Les femmes sont peut-être moins sûres d'elles, remettent leurs capacités en cause plus tôt que les hommes et sont plus prudentes, préférant être passagères, reportant la conduite sur leur compagnon, qui arrête parfois trop tard la conduite. Enfin, deux âges font beaucoup de covoiturage en dehors de la famille : les 18 à 24 ans et les plus de 75 ans.

En ce qui concerne les auteurs d'accidents mortels :

- 82,5 % des auteurs présumés d'accidents mortels sont des hommes ;

- 92 % des conducteurs alcoolisés impliqués dans ces accidents mortels sont des hommes ;

- 91 % des conducteurs contrôlés positifs aux stupéfiants sont des hommes.

Chez tous les auteurs présumés d'accidents mortels, la vitesse, l'alcool et les stupéfiants sont des causes importantes entre 18 et 44 ans.

Dans la population des hommes auteurs d'accidents mortels, 21 % sont âgés de 18 à 24 ans et 15 % sont âgés de 65 ans et plus.
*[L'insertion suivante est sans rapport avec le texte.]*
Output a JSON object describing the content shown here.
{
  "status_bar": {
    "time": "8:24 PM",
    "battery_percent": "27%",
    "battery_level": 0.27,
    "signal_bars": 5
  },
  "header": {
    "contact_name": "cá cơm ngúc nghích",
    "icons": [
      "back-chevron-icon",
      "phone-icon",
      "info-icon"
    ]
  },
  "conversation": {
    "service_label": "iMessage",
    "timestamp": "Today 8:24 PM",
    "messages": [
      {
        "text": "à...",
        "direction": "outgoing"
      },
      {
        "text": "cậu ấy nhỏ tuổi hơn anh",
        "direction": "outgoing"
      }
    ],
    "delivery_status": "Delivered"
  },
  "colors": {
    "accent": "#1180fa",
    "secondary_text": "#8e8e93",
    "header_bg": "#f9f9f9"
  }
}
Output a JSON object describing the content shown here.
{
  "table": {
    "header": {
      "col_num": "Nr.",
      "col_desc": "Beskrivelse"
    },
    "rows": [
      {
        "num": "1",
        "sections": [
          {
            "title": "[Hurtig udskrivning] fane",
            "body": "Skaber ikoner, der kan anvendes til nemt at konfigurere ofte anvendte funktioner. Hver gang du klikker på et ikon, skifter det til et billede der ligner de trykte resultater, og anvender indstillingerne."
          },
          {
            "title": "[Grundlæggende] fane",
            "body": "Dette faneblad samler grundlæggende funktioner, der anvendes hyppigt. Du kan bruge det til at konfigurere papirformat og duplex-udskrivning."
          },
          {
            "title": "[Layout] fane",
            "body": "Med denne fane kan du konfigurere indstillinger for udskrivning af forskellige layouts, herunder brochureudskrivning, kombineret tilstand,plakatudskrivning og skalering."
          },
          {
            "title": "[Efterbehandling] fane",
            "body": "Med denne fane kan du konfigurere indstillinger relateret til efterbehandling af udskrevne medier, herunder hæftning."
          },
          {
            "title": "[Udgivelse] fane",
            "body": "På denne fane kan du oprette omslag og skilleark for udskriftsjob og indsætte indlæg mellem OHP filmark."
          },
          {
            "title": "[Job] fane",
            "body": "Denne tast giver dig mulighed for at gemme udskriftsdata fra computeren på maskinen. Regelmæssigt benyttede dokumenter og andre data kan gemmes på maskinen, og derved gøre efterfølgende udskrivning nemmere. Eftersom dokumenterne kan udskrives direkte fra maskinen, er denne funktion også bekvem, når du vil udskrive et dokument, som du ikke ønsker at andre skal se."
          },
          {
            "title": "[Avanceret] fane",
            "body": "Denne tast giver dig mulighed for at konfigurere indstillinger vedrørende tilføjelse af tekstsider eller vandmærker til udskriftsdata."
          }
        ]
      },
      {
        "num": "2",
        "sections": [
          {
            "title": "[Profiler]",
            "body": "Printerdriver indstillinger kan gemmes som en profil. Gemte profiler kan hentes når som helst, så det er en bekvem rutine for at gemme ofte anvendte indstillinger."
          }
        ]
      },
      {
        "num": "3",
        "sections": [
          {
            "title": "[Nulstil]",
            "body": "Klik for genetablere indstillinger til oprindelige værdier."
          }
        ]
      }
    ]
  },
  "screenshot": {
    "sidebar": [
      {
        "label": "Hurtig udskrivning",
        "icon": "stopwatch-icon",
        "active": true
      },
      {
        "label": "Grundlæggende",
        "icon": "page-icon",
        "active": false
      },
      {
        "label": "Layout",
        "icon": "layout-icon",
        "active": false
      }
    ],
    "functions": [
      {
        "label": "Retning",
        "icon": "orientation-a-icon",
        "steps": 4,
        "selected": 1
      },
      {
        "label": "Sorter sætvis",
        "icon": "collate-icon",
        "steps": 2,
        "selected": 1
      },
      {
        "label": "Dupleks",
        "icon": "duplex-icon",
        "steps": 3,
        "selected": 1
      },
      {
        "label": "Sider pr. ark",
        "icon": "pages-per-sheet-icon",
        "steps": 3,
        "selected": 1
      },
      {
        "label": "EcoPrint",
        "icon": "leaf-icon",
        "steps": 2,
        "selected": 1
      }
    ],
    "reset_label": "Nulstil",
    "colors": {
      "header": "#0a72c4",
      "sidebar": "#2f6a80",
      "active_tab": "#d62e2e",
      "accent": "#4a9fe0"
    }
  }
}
Chez les femmes auteurs d'accidents mortels, 18 % sont âgées de 18 à 24 ans et 25 % de 65 ans et plus. Ce constat impacte les facteurs en cause dans les accidents : la vitesse (excessive ou inadaptée) est en cause dans 34 % des cas chez les hommes et 22 % chez les femmes, l'alcool dans 23 % des cas chez les hommes et 10 % chez les femmes, les stupéfiants dans 10 % des cas chez les hommes et 4 % chez les femmes. En revanche, le non-respect des priorités concerne 12 % des cas chez les hommes et 19 % chez les femmes, notamment les plus de 65 ans, qui démarrent moins vite ou n'ont plus une bonne vision. L'inattention se retrouve également plus chez les femmes (11 % des cas contre 8 % des cas chez les hommes).

S'agissant de la place des femmes dans les infractions routières, celles-ci représentent, en 2015, 32 % des points retirés et 14 % des permis invalidés.

Nous ne pouvons toutefois pas exclure des possibilités de prise en charge de points retirés par les femmes au profit de leurs conjoints ou de leurs fils. D'après les statistiques du permis de conduire et du ministère de la justice, les femmes sont relativement moins présentes que les hommes dans les délits liés à la sécurité routière (9,4 %, contre 10,6 % pour l'ensemble des délits).

Les femmes représentent en outre 4,5 % des conduites sous l'emprise de stupéfiants, 6 % des conduites malgré la suspension du permis de conduire et 10 % des conduites en état alcoolique en 2013 (pour 6 % en 2000). Enfin, leur part est plus forte dans les atteintes corporelles involontaires non aggravées par l'alcool (23 % en cas d'accidents corporels et 18 % en cas d'accidents mortels).